Irgendwann dozierte er von drei genehmigten (einer nennt sich MEG 1, einer Deutsche Bucht) und 20 beantragten Windparks. Er wollte in den kommenden Jahrzehnten 1700 Windräder für mehr als 30 Milliarden Euro in die Nordsee stellen. Die Leistung von 8500 Megawatt reiche aus, um 23 Millionen Menschen mit Strom zu versorgen, rechnete Balz vor. Bei solch windigen Angaben blieb den meisten Zuhörern andächtig der Mund offen. Wie diese Strommenge den Weg zu den Verbrauchern finden und wie er gespeichert werden sollte, solche Details wollte da niemand mehr erörtern.

Der Ausbaubedarf für neue Stromtrassen liegt bis 2022 bei 3800 km. Das würde 20 Milliarden kosten. Wer das bezahlen sollte, darüber herrscht Unklarheit.

Der Windreich AG wurde in einer Studie ein Marktanteil von 35 Prozent für Offshore-Windkraft in der deutschen Nordsee attestiert. Damit sei sie uneingeschränkter Marktführer, hiess es.

Die Windreich AG legte 6.5-%-Anleihen auf, die Anleger schlugen alle Warnungen in den Wind. Irgendwann kehrte Windstille ein. Zur Jahreswende 2011/2012 mehrten sich die Informationen, Willi Balz sei nicht mehr erreichbar. Der Geldstrom der Sponsorship-Zahlungen versiegte. Und Balz beweihräucherte seine Oldtimer-Heldentaten nicht mehr in windschiefen, ganzseitigen Anzeigen.

Dafür mehrten sich die Anzeichen von nicht rechtzeitig fertiggestellten Windparks. Die Genehmigungsverfahren waren unberechenbar und langwierig. Die Behörden prüften die Auswirkungen auf die Meeresumwelt immer strenger. Balz hielt die Risiken für überschaubar. Die Restrisiken seien versichert, behauptete er.

Oltimer mit Firmengeld erworben

Balz vermengte mitunter Geschäftliches und Privates. 2009 habe die Firma Windreich AG ihrem Eigentümer Balz ein Darlehen über 48,5 Millionen Euro gewährt, berichtete die Creditreform. Er habe es vor allem für den Erwerb historischer Rennwagen verwendet, wurde Balz vorgeworfen.
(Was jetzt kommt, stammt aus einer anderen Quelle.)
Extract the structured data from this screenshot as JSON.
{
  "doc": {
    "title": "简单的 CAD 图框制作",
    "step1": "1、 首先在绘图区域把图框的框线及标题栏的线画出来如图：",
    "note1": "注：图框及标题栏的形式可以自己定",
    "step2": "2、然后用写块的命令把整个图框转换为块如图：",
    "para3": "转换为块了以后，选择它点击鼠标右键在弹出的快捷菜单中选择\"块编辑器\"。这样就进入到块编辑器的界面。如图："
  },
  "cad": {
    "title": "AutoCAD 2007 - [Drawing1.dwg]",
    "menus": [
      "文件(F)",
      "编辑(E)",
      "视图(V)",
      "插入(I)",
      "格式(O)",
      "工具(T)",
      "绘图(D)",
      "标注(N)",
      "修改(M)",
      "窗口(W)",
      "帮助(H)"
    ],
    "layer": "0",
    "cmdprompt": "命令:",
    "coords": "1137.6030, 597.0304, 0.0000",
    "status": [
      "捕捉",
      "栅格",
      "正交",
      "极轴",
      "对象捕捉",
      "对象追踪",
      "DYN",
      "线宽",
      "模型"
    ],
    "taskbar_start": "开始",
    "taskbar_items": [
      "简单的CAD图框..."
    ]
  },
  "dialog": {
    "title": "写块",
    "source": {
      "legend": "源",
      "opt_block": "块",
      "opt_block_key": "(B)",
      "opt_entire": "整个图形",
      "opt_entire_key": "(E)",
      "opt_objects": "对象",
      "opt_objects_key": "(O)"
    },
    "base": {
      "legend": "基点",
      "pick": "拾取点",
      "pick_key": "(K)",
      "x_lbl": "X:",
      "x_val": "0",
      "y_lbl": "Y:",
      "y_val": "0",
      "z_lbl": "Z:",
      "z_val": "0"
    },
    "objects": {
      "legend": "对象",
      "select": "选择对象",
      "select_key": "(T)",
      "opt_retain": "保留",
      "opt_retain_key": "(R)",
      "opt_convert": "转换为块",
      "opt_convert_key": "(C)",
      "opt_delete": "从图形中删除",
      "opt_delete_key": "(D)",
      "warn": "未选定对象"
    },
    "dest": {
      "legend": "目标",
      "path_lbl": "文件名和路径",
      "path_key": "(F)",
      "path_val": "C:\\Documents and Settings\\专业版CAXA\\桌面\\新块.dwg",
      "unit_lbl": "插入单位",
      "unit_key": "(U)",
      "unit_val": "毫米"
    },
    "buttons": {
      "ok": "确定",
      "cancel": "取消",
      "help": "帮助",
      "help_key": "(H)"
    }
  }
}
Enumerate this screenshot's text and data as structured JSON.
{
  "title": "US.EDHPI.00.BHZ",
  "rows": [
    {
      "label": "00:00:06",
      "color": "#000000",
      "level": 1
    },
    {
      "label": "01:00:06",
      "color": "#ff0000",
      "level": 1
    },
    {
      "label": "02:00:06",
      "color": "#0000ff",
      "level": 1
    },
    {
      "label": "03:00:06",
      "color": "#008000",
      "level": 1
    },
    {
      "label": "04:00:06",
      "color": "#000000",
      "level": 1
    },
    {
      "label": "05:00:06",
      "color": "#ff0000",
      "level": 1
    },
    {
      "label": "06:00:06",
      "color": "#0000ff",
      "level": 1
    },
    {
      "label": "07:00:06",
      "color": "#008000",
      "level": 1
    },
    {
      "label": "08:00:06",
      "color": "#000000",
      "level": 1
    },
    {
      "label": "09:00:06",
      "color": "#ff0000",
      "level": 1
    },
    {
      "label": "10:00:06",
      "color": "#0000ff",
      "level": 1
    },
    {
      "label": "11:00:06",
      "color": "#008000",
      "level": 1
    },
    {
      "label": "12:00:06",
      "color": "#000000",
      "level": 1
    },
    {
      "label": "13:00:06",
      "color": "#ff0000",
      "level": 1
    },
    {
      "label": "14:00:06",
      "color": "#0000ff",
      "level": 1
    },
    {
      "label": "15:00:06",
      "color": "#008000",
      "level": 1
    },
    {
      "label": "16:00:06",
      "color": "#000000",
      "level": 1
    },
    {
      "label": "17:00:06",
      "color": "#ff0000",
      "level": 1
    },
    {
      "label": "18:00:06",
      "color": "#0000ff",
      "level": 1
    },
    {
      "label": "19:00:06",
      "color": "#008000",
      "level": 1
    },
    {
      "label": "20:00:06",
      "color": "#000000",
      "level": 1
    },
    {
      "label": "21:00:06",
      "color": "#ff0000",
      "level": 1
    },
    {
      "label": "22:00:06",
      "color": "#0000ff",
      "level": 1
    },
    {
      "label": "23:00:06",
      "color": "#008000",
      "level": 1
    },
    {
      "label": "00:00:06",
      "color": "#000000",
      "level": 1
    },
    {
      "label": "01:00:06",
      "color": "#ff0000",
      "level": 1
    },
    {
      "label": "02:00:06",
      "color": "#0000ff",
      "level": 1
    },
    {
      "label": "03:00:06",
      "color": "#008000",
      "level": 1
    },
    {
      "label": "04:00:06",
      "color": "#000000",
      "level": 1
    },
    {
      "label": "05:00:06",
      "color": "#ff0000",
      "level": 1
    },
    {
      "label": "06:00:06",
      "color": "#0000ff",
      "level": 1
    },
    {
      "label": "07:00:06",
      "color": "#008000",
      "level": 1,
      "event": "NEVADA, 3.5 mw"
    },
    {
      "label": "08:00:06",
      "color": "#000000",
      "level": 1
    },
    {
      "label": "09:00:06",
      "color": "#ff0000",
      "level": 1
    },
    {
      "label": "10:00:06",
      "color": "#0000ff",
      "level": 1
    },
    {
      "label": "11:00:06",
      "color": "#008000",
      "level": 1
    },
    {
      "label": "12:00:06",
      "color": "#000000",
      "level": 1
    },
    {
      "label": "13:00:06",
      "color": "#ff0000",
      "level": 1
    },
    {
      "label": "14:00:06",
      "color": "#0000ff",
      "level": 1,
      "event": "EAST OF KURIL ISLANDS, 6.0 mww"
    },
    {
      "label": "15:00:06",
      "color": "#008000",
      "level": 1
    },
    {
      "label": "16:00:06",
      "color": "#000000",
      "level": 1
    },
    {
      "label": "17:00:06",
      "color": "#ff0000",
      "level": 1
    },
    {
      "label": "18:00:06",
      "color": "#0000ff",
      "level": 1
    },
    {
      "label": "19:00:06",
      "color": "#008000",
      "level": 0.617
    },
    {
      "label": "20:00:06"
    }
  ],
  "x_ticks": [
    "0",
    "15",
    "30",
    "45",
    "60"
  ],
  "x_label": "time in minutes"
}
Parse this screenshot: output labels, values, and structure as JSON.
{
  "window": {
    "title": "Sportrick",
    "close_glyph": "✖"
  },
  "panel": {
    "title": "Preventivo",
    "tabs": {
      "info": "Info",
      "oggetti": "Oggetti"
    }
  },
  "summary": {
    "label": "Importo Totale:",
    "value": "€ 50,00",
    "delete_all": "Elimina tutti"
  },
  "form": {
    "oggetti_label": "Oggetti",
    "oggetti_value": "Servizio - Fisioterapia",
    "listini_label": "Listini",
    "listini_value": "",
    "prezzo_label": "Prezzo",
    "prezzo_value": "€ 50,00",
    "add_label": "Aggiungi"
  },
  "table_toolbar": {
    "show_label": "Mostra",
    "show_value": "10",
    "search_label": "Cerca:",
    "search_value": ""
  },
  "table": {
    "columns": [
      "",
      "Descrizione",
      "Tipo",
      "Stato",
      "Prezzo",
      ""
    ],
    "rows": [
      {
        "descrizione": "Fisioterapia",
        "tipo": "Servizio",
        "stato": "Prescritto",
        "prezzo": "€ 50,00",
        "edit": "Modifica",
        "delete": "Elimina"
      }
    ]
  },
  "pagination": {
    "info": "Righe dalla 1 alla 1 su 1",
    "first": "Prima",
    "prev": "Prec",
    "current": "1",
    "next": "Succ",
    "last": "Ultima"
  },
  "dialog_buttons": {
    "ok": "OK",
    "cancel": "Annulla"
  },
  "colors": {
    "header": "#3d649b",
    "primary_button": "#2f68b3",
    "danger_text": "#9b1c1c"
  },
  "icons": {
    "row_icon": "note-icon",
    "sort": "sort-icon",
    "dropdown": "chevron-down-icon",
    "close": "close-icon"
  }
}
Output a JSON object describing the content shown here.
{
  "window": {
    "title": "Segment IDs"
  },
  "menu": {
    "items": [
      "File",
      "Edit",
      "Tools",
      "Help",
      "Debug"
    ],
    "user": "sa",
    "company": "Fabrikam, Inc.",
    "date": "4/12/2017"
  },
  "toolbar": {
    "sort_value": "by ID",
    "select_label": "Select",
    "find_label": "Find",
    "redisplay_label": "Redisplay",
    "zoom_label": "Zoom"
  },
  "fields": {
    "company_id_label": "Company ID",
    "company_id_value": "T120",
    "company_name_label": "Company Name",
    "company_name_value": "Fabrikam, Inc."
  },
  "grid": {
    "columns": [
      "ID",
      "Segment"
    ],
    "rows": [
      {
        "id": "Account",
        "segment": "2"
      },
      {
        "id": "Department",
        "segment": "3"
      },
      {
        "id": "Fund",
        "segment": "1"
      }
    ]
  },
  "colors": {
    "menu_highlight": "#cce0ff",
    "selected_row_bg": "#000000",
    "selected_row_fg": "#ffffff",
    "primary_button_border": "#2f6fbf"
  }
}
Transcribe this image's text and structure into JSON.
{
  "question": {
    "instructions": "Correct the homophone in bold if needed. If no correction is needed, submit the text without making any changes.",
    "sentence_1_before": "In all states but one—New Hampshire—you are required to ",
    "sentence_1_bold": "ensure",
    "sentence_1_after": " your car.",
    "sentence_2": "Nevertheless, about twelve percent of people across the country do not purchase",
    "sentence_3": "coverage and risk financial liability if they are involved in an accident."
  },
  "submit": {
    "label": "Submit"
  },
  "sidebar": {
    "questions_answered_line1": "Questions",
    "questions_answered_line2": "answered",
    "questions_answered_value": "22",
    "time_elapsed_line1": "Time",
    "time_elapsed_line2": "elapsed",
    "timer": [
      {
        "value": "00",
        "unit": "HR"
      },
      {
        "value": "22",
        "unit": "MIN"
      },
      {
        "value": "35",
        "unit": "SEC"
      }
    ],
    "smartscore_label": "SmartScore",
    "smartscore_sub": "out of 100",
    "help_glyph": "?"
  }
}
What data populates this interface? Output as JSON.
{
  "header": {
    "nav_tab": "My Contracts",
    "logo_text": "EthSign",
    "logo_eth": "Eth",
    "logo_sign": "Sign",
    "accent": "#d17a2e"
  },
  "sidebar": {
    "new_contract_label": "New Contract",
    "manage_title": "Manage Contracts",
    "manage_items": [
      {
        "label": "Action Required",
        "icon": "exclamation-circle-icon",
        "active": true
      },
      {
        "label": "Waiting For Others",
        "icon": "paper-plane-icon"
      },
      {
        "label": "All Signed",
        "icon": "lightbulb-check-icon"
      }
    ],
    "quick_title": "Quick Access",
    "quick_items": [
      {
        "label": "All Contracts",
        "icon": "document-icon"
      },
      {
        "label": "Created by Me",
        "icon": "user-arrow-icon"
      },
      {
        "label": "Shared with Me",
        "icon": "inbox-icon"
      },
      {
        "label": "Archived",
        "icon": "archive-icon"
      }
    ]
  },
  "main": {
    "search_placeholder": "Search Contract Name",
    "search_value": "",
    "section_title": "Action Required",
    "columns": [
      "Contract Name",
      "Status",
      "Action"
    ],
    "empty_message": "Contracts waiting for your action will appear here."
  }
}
Doch Balz machte weiter viel Wind. «Wir werden uns gegen die grossen Konzerne durchsetzen», kündigte er an und meinte wohl die Energieriesen RWE, E.On, ENMW und Vattenfall.

Jetzt haben die 35 Einsatzkräfte des Landeskriminalamtes 1200 Stehordner und riesige Mengen digitaler Daten beschlagnahmt. Auf der Homepage der Windreich AG heisst es, man werde alle Vorwürfe schnell ausräumen.

Nicht nur den Windkraftanlagen in der Nordsee steht das Wasser bis zum Hals.